Journal Entry: Number 53, "Beginning"

IT is just normal day for me yesterday. Though for most people it is a special day, many called it valentine's day others prefer is SAD or single awareness day. Well it can be somewhat special for me because we, the MBBS, go to the AFP-medical Center and do some outreach program to the pediatrics ward. I had done some or quite many embarassing things in front of everyone well atleast I hope the kids had enjoy it. So I just spend all saturday morning in AFPMC with the kids in the pedia ward. Somehow looking at them can make you feel you arenot alone in the world, dunno I'm saying but I just want to relay that it feels something hard to be explain. 

Well truthfully, i feel lonely last saturday. I practice a lot in baking the cookies and just to know that she don't want any gifts from me. I plan to spend my allowance from dost to bake a ton of cookies, which happens that I don't receive my stipends due to some paper problem so I borrow from my brother. Well it turns out that I can not use it. The whole remaining hours of valentines day i spend thinking on what she text me last time, "Is it love that you feel or just intimacy?". I really think about how to prove to her that this feeling is love and also to recompose my self, but it is already saturday and still I can not make something. But i do know and feel that this is love, why? I just don't really get it. It is like for everytime that I don't hear a news from her my heart aches not just like sadness of loneliness but an ache that is deeper than that, an ache that somehow feels hollowness, somehow it feels that i missing something. 
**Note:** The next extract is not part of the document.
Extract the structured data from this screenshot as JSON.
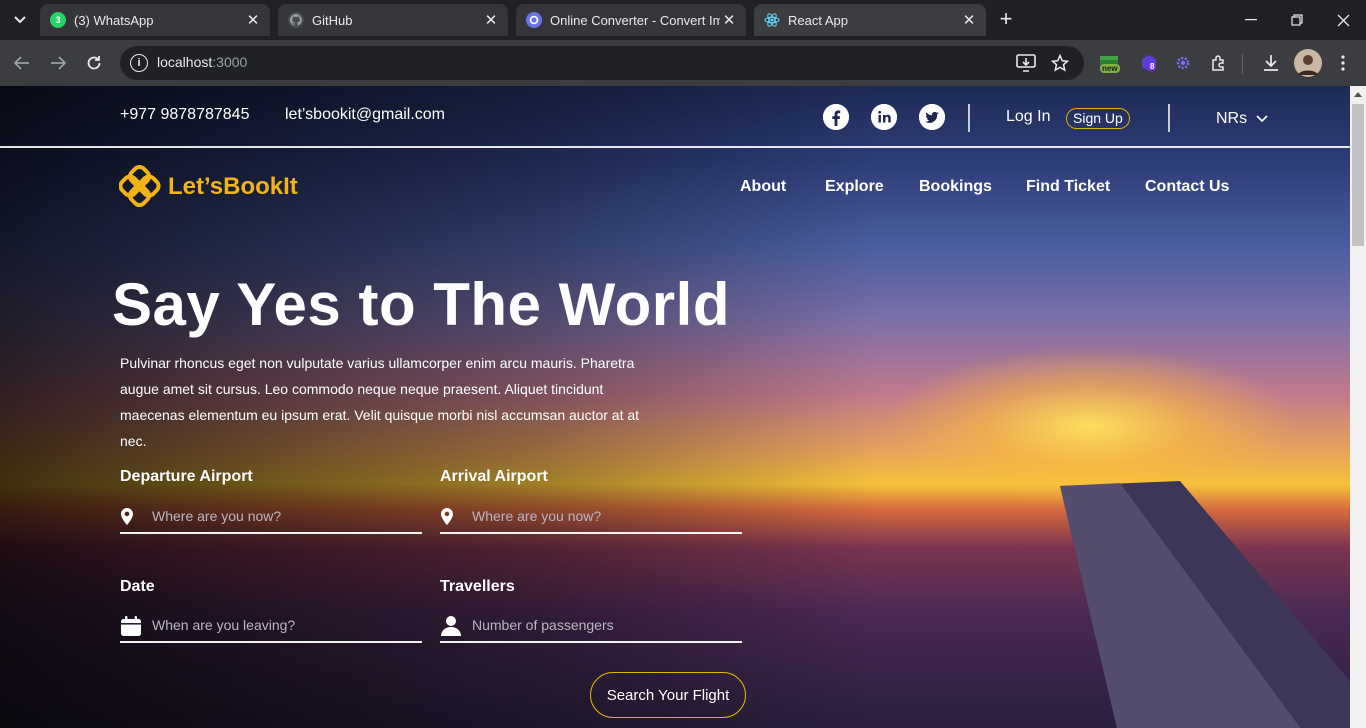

It is just becoming part of my routine that somehow I will receive a text from her just saying good day or something and she will tell some of her stories, and when I don't receive one I just feel empty. I just want to hear from her more. I just want to know her more.I just want... well okay she is busy and also she has her own life so who am I to expect something. She has a career and life to work for and I am just nobody to intrude into her life and studies. 

I remember what my aunt told my cousin once, well this evening, "if you want to love i won't force you or force you out of it because you have your own mind and intellect but of you want to finish your studies first then you just need to leave it aside." Well somehow my aunt make sense but somehow I disagree with her. It is natural for us to love, ever since we are born we love someone and it will just come out when you meet someone who really you love and you will love for eternity. So how can you put it aside? Why can't you make it done at the same time, studies and love? For me we can do both at the same time, but it needs a lot of moderation and effort to do so, so that wa cannot go overbound.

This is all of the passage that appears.